Neil: Are there any other new services that you plan or wish to introduce?
Tim: It's kind of interesting to look at. We see ourselves as a service provider. So I never know whether to talk about these things as being products, services, or what. There's a kind of narrow line between all of these. When you're talking about, effectively, a cloud-based service. What we've really talked about so far and where we've built our business is the role of providing access to information about numbers. Hopefully, that's fairly clear from what we've talked about, but this is kind of continuing to develop as we add more data sets and more data sources. But we're also seeing sort of almost a different role in terms of a different service to some of our customers, which I’d describe more as hosting. Where it might be their data that they wish to make accessible, or they wish to integrate with other data sets that we might have. So that's kind of one area that we've seen in not just collecting data or aggregating data and making it accessible to people, but also hosting private data, which may then make up part of the service. And that extends on to another area, in really offering some of our customers the ability to build their own service, really customize services using our global platform, which you might describe as a managed service. They might have their own data sources, so it might be sources, and they might want to use some sources which would be different from the sources we would use for exactly that same area. So we kind of end up with what we're doing today, which is very much access to data sets and those attributes of those data sets, but then that shifts to hosting and integrating customer data sets into our own. And then the third area is in providing managed services where we're building almost customized services for individual customers. So those are the areas where we're really developing our portfolio of capabilities and working directly with our customers.
Neil: Final question. Do you foresee any tech developments within your partnerships in the near future?
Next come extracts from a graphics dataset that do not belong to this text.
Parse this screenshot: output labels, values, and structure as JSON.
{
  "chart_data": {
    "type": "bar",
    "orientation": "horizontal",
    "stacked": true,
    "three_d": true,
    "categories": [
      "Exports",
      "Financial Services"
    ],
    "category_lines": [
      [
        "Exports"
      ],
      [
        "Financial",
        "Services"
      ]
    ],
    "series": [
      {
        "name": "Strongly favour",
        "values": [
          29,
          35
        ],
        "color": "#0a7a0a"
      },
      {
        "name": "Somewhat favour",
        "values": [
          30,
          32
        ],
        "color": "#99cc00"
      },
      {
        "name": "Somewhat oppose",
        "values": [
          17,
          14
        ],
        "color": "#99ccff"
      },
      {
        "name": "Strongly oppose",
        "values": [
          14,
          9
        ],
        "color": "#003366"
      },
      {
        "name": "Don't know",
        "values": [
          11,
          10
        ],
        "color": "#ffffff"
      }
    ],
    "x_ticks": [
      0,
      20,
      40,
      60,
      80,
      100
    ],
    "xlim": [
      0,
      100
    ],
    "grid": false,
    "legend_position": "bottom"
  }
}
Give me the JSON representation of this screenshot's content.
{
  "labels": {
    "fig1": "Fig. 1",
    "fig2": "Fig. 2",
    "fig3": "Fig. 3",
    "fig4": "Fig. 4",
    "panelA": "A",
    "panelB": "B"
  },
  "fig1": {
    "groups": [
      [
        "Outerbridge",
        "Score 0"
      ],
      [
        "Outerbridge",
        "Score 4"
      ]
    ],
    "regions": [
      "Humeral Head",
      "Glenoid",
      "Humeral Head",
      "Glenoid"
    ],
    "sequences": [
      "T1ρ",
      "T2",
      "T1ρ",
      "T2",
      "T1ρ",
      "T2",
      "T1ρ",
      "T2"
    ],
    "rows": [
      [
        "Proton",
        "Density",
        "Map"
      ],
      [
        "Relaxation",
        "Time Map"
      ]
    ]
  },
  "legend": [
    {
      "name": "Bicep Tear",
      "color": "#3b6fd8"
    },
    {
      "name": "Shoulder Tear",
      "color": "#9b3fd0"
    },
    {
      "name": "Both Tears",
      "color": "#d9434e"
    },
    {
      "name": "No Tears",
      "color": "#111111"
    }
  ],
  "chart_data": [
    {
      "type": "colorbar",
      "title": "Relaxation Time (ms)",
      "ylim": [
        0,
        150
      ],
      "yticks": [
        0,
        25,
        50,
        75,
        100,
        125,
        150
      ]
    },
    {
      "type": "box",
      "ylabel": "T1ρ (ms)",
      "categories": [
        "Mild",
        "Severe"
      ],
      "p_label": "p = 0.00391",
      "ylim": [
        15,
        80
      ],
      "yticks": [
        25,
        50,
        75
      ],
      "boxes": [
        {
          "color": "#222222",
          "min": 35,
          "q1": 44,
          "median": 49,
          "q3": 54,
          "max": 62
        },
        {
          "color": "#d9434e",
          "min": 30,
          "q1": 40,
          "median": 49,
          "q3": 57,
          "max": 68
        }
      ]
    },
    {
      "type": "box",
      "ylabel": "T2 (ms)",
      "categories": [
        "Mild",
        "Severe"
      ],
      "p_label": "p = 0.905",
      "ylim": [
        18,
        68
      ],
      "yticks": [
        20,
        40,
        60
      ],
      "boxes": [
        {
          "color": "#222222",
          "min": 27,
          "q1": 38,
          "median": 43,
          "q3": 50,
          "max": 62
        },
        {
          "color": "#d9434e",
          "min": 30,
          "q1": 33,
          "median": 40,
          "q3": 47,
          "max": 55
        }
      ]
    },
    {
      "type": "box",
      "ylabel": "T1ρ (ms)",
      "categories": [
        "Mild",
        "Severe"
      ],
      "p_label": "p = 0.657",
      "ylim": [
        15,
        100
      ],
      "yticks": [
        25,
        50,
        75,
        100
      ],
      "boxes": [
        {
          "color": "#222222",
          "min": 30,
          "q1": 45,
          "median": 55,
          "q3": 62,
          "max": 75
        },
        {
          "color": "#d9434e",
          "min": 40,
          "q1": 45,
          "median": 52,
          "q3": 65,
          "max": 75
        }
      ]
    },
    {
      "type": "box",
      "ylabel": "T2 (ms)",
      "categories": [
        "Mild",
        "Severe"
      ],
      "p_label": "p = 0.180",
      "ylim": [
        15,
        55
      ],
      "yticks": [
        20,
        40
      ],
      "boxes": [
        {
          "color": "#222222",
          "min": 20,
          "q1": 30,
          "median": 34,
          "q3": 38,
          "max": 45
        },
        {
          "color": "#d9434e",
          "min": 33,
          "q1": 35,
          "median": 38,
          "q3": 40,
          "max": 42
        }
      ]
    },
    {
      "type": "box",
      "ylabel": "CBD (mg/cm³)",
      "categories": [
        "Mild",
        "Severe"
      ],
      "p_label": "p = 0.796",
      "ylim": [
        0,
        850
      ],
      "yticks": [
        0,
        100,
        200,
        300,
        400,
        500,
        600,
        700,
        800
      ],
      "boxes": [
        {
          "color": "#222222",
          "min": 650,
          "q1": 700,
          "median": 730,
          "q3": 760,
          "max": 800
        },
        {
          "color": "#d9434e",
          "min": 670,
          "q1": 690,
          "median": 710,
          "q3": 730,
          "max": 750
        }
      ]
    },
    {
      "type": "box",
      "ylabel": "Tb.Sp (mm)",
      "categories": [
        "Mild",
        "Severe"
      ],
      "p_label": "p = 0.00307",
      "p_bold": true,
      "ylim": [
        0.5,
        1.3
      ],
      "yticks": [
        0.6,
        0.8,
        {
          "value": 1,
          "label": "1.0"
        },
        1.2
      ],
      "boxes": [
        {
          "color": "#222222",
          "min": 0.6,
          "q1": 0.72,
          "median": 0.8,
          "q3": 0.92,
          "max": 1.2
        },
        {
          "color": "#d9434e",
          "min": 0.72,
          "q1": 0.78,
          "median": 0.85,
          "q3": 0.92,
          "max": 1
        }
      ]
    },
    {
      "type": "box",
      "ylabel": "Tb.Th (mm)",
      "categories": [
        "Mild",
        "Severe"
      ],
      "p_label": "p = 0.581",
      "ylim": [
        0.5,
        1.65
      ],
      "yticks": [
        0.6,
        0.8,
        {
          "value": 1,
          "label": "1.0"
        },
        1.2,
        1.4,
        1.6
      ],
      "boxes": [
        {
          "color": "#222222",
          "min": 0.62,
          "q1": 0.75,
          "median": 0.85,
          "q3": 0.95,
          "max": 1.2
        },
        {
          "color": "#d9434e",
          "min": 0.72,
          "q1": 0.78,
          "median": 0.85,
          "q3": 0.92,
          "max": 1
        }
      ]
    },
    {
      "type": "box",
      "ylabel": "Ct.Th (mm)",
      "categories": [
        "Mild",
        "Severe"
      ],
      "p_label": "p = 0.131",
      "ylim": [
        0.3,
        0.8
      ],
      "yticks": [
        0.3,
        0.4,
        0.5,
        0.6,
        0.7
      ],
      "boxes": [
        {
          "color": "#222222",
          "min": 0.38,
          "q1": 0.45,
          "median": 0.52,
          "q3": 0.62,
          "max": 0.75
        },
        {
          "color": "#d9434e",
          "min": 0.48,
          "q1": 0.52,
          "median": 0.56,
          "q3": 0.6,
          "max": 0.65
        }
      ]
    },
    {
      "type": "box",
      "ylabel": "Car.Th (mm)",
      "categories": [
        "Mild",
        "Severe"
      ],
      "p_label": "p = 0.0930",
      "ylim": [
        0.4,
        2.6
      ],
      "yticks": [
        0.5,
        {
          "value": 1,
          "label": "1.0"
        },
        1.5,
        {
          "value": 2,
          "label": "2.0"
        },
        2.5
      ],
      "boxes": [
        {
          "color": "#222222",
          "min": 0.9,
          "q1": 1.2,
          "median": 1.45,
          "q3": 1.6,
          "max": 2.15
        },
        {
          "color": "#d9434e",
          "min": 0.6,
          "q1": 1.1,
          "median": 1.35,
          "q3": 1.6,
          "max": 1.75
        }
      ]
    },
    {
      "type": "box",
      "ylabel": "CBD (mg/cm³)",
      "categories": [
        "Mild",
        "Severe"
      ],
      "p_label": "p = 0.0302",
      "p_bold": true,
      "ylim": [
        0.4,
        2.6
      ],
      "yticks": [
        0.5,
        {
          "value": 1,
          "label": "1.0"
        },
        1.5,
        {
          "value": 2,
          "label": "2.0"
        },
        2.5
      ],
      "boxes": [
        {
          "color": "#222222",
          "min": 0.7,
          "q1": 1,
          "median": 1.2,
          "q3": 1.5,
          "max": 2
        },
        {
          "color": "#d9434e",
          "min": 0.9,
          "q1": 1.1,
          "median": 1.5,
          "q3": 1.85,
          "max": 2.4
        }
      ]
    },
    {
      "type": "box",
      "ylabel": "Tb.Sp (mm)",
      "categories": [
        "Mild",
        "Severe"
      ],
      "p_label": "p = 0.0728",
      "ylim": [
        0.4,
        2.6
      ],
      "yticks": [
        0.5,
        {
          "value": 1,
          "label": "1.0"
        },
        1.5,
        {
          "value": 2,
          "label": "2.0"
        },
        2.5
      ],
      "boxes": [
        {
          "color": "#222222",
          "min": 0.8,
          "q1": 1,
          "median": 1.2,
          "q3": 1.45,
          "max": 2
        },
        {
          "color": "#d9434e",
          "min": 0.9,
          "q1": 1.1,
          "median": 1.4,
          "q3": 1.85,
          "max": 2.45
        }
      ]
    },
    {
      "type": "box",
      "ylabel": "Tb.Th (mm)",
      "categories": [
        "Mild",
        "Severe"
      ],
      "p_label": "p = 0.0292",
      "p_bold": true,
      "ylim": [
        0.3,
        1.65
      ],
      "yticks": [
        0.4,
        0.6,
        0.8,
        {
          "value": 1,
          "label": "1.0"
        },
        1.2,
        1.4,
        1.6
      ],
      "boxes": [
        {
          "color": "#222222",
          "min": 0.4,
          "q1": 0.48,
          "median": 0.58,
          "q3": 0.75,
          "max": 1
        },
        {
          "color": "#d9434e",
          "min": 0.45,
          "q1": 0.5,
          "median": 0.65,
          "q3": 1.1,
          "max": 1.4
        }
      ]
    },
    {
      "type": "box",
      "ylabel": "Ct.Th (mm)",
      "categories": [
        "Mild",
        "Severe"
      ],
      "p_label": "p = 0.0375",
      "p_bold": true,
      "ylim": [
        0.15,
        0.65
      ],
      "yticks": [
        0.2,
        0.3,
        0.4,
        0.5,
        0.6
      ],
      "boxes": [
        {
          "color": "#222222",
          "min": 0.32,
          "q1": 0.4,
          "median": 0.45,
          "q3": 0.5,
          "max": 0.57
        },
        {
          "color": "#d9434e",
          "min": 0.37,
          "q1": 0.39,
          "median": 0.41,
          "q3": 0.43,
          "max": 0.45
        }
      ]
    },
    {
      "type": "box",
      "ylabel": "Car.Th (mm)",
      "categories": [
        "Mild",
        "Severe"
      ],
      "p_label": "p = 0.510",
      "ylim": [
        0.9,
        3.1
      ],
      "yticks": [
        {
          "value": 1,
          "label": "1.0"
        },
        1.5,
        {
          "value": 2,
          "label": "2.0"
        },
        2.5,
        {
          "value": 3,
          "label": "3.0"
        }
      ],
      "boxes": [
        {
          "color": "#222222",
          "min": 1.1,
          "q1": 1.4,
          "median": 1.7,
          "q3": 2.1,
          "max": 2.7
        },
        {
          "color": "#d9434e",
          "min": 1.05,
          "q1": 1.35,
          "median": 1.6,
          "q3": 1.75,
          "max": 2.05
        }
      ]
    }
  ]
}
Tim: A partner program is really put in place to support our customer's platform providers. So those platforms will have been chosen by the customers, and our job is very much to help them integrate our data into those solutions. So there's a lot of that partner activity going on in the background. It's kind of interesting. The announcements tend to be rather hidden by what each individual customer is doing with their own platform provider. But you may see announcements coming out over this next year concerning new data sets, and particularly, I talked about DNO earlier on and also the availability of our services being integrated directly into messaging platforms, where they're really being offered as a platform. So this whole area of communications platforms as a service, CPAs, is a strongly growing trend in putting power into the hands of the end user to develop their own services. They need the data as well as the platform. So it's been an interesting development of those relationships to more closely build the data sets and work with the platform providers to ensure that those can be consumed in the easiest possible way.